今日の福音で聞く、有名な「フィリポ・カイサリア地方での議論」はある意味でもっと前に洗礼者ヨハネがした質問に答えようとしています。マタイ福音11章3節に、牢獄にいたヨハネが弟子を遣わしイエスに「あなたは来るべき方(=メシア)ですか」と尋ねさせた。その時、イエスは直接答える代わりに、自分が行っている業を見れば良いとだけ答えました。そこで今日の福音では、ペトロの口を通して福音記者はイエスは誠に救い主でありメシアであることを宣言しています(16章13ー17節)。この場ではイエス自身は自分の弟子に尋ね、自分は洗礼者でも預言者でもないことへの信仰を表す機会を設けています。使徒たちの代表をたびたび務めたペトロはイエスのメシア性の意味が本当に理解できていたかどうかが分からないが、彼の信仰告白はただ人間の理性の考える結果ではなく、「天の父から与えられた」恵みであり幸せであることが分かります。

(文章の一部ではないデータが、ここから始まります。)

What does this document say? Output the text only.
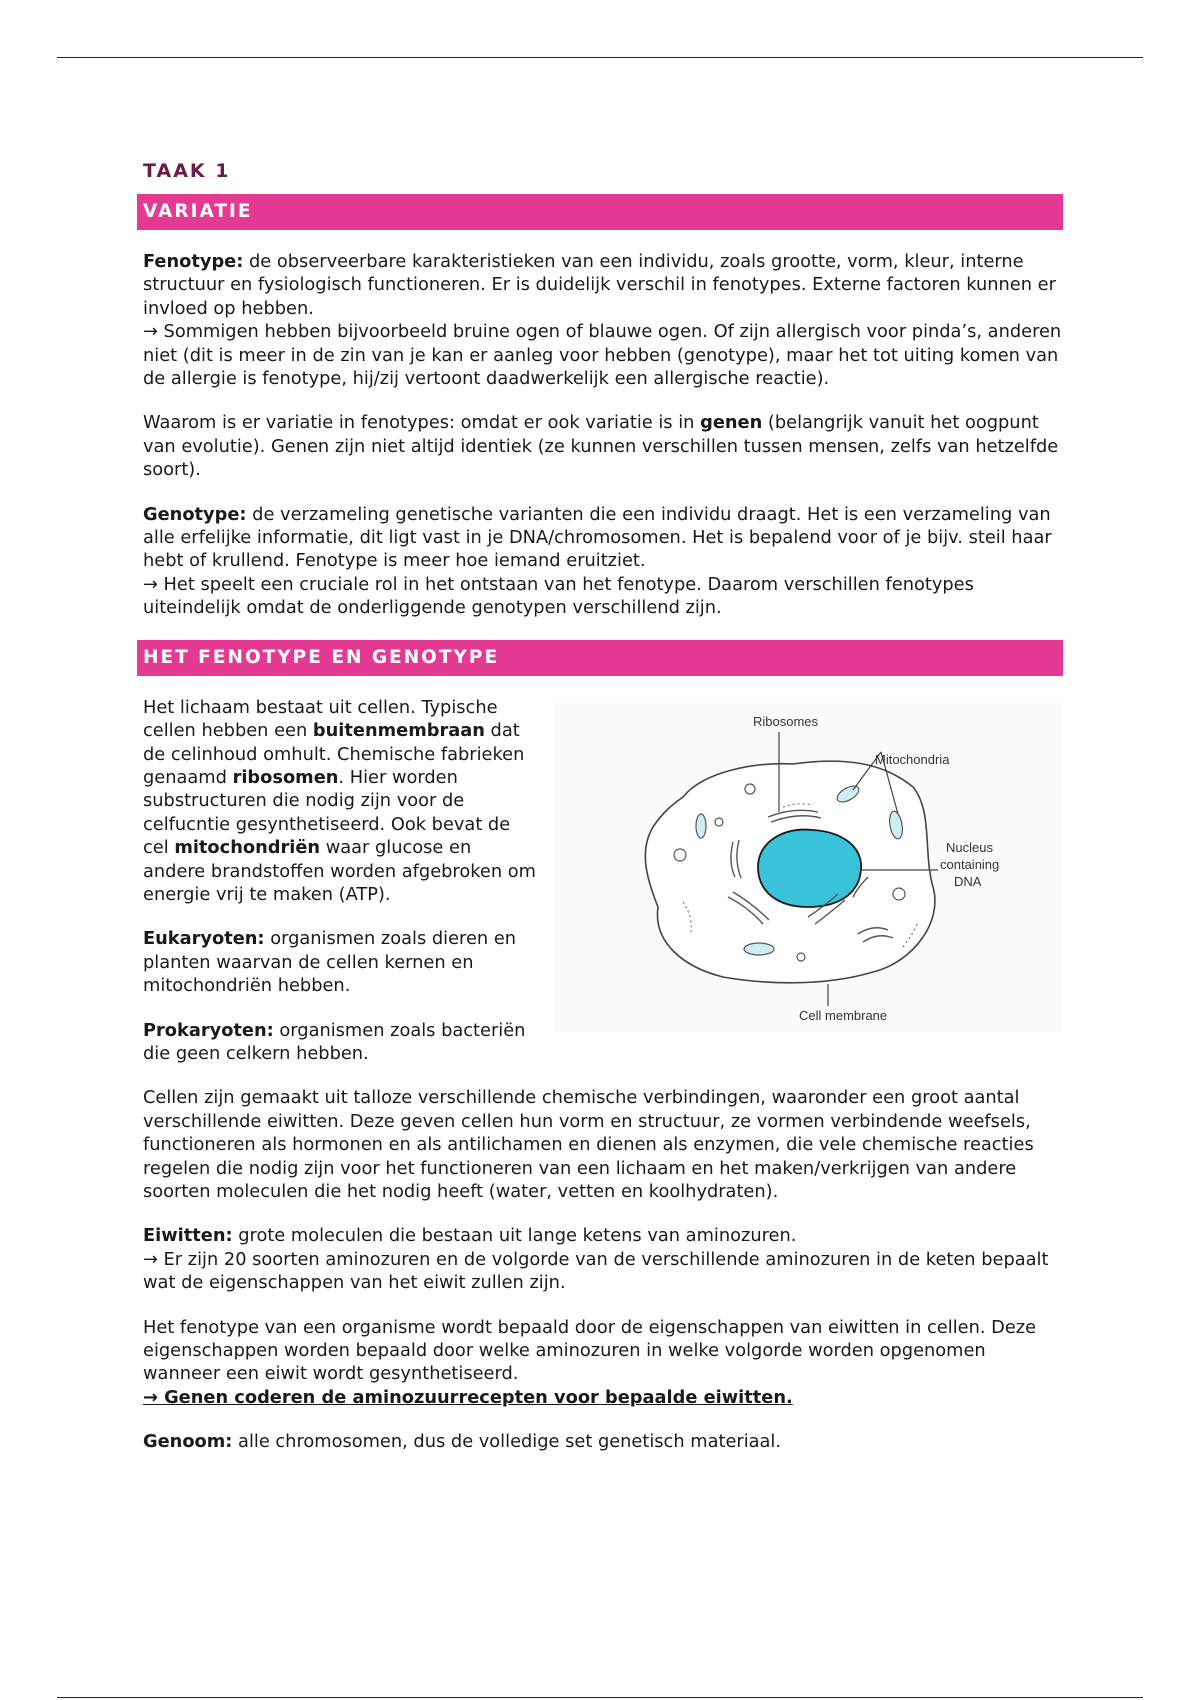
TAAK 1
VARIATIE

Fenotype: de observeerbare karakteristieken van een individu, zoals grootte, vorm, kleur, interne structuur en fysiologisch functioneren. Er is duidelijk verschil in fenotypes. Externe factoren kunnen er invloed op hebben.
→ Sommigen hebben bijvoorbeeld bruine ogen of blauwe ogen. Of zijn allergisch voor pinda’s, anderen niet (dit is meer in de zin van je kan er aanleg voor hebben (genotype), maar het tot uiting komen van de allergie is fenotype, hij/zij vertoont daadwerkelijk een allergische reactie).

Waarom is er variatie in fenotypes: omdat er ook variatie is in genen (belangrijk vanuit het oogpunt van evolutie). Genen zijn niet altijd identiek (ze kunnen verschillen tussen mensen, zelfs van hetzelfde soort).

Genotype: de verzameling genetische varianten die een individu draagt. Het is een verzameling van alle erfelijke informatie, dit ligt vast in je DNA/chromosomen. Het is bepalend voor of je bijv. steil haar hebt of krullend. Fenotype is meer hoe iemand eruitziet.
→ Het speelt een cruciale rol in het ontstaan van het fenotype. Daarom verschillen fenotypes uiteindelijk omdat de onderliggende genotypen verschillend zijn.

HET FENOTYPE EN GENOTYPE

Het lichaam bestaat uit cellen. Typische cellen hebben een buitenmembraan dat de celinhoud omhult. Chemische fabrieken genaamd ribosomen. Hier worden substructuren die nodig zijn voor de celfucntie gesynthetiseerd. Ook bevat de cel mitochondriën waar glucose en andere brandstoffen worden afgebroken om energie vrij te maken (ATP).

Eukaryoten: organismen zoals dieren en planten waarvan de cellen kernen en mitochondriën hebben.

Prokaryoten: organismen zoals bacteriën die geen celkern hebben.

Ribosomes
Mitochondria
Nucleus
containing
DNA
Cell membrane

Cellen zijn gemaakt uit talloze verschillende chemische verbindingen, waaronder een groot aantal verschillende eiwitten. Deze geven cellen hun vorm en structuur, ze vormen verbindende weefsels, functioneren als hormonen en als antilichamen en dienen als enzymen, die vele chemische reacties regelen die nodig zijn voor het functioneren van een lichaam en het maken/verkrijgen van andere soorten moleculen die het nodig heeft (water, vetten en koolhydraten).

Eiwitten: grote moleculen die bestaan uit lange ketens van aminozuren.
→ Er zijn 20 soorten aminozuren en de volgorde van de verschillende aminozuren in de keten bepaalt wat de eigenschappen van het eiwit zullen zijn.

Het fenotype van een organisme wordt bepaald door de eigenschappen van eiwitten in cellen. Deze eigenschappen worden bepaald door welke aminozuren in welke volgorde worden opgenomen wanneer een eiwit wordt gesynthetiseerd.
→ Genen coderen de aminozuurrecepten voor bepaalde eiwitten.

Genoom: alle chromosomen, dus de volledige set genetisch materiaal.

後半(18ー20節)では「天の鍵」の象徴が使われ、使徒団に与えられた権限、特にその頭となったペトロに授けられた権限の話があります。ヘブライ語的な思想では「鍵」はそれを持つ管理者の行う行為、つまり開けることと閉めること、ひいては許すことと禁じることを意味します。大事なのは、家の持ち主ではなく、それを預かっている代理人のすることであるということです。礎であり主人であるイエスがいなくなっても、彼の代理人である使徒を柱とし、教会は永遠に続きます。イエスに選ばれ信仰を強められたペトロと彼と一致する使徒は(名前まで変えられて)「岩」となり、世の荒波に揺れ動かされつつも、流されてしまうことも壊されることもありません。それだけではなく、「闇と死の力」にすら打ち勝つだろうと書かれています。これは明らかにイエスの復活を先取りする話であり、イエスが死に滅ぼされず勝利したのと同じように、いや、キリストによってキリストと共にキリストの内に、教会もまたこの地上の団体だけではなく、天国にまで続く交わりであることと、信仰に加わった人々を永遠の命に生まれさせる共同体であることを強調しているのです。